Descriptive statistics are important for working out expected counts and form the basis for everything moving forward.

The fun thing to do is calculate the expected counts for each cell.
$E{ij} = (Ni * N_j) / N$ where;
- $E$ = Expected count.
- $i$ is the row.
- $j$ is the column.
- $N_i$ is the number of people in row i.
- $N_j$ is the number of people in column j.
- $N$ is the total sample size.
This formula calculates the expected counts if the variables are unrelated, based solely on the size of the categories.
Comparing observed counts to expected counts helps determine if there's a relationship between variables.

Chi-Square tests how much of the variation in the table is due to the relationship between the variables and how much is due to chance and the size of the categories.
Standardized residuals look at the difference between the observed and expected part in each cell.
They indicate where the patterns are to explain the relationship between variables.
The formula for Chi-Square is: $\chi^2 = \sum{i} \sum{j} \frac{(O{ij} - E{ij})^2}{E_{ij}}$ ; where
- $\chi^2$ is the Chi-Square statistic.
- $O_{ij}$ is the observed count in cell ij.
- $E_{ij}$ is the expected count in cell ij.
The residual is equal to Observed - Expected.

Degrees of freedom (df) represent the number of cells that are free to vary, assuming the totals are known.
Demonstration: In an equation where four numbers add up to 10, three numbers can be freely chosen, but the fourth is determined once the first three are known.
In a contingency table, degrees of freedom are calculated as (number of rows - 1) * (number of columns - 1).
- $df = (rows - 1) * (columns - 1)$
With four rows and three columns, the degrees of freedom are (4 - 1) * (3 - 1) = 6.

Using a Chi-Square p-value table (found in statistics books or online), you can determine the range of the p-value based on the Chi-Square statistic and degrees of freedom.
With statistical programs like JASP, the exact p-value can be obtained.
Example: If the Chi-Square statistic is smaller than 22.46 and higher than 16.81 with 6 degrees of freedom, the p-value falls between 0.001 and 0.01.

To determine if observed counts are significantly larger or smaller than expected, standardized residuals are examined.
Formula: $Standardized Residual = \frac{Observed - Expected}{\sqrt{Expected}}$
Using this formula, for a one-tailed test, an absolute value greater than 1.64 is considered significant. For a two-tailed test, an absolute value greater than 1.96 is considered significant.

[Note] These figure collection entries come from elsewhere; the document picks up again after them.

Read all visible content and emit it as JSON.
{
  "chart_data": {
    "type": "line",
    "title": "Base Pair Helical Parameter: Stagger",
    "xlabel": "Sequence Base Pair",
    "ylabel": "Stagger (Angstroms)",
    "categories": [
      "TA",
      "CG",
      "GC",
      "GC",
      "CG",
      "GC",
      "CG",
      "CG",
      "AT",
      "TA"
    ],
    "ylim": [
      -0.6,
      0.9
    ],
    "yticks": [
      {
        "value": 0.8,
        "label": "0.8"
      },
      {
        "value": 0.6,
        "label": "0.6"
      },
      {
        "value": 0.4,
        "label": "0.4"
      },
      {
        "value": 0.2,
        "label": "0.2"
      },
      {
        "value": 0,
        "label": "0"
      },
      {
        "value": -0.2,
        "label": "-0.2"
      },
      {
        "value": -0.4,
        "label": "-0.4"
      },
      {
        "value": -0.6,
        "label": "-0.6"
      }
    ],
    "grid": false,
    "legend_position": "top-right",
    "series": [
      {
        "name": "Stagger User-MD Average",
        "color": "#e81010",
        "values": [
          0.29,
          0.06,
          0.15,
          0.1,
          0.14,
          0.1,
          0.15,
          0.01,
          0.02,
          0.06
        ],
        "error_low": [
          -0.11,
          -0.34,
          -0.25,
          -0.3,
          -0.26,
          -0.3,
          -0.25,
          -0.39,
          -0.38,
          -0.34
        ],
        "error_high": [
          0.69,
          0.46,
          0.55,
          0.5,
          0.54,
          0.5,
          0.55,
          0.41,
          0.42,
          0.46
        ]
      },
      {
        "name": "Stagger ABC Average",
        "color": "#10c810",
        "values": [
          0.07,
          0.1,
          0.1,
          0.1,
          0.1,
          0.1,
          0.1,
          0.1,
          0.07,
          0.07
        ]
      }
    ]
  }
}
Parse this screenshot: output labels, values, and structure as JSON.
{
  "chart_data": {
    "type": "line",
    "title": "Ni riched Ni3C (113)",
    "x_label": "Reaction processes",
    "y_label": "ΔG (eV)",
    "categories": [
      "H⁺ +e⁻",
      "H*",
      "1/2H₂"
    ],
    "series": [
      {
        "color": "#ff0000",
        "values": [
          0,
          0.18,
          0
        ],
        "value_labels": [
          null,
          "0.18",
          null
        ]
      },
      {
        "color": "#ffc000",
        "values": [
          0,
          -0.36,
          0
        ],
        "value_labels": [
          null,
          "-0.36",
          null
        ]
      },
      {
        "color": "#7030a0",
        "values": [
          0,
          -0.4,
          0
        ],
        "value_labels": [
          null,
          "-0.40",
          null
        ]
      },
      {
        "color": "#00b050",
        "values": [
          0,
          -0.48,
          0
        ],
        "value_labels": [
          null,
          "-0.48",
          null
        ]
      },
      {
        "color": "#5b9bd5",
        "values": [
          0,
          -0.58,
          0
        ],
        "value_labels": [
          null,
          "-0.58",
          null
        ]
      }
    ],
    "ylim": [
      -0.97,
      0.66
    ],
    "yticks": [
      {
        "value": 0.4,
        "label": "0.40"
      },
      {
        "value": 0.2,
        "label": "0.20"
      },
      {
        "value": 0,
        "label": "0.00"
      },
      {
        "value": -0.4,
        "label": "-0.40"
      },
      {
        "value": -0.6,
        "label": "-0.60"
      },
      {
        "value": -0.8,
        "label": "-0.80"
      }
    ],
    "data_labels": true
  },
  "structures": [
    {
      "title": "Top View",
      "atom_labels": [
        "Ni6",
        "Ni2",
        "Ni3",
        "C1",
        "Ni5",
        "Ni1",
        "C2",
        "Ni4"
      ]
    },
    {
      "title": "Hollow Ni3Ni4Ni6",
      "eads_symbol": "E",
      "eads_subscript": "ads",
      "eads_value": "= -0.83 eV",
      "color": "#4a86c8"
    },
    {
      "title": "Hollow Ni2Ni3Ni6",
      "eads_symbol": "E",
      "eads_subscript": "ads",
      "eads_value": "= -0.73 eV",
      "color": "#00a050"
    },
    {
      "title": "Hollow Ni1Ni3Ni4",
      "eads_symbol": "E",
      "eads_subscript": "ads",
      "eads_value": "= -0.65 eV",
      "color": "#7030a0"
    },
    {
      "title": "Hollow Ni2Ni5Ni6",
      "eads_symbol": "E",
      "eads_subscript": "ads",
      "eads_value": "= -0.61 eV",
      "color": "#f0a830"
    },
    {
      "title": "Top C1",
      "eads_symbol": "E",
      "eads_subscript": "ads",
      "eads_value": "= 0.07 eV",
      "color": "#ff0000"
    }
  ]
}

JASP (Just Another Statistics Program) is a free, open-source statistics program.
Filtering data: Double click on a variable and select the categories to exclude.
To run a Chi-Square test:
- Go to Frequencies.
- Select Contingency Table.
- Drag variables to columns and rows.
- In Cells, request expected counts and Pearson residuals (standardized residuals).

Descriptive statistics should accurately represent all information.
The distribution of variables should be described, noting if they are even or uneven.
*Example: \"The distribution of one variable is pretty even. The distribution of the other variable [is] unbalanced.\"
Inferential statistics should include the test name, Chi-Square value, degrees of freedom, and p-value.
After reporting the significance, describe what that means using standardized residuals.
*When writing up the Chi-Square, you must acknowledge the fact that the prediction that you were expecting may not be driving the relationship.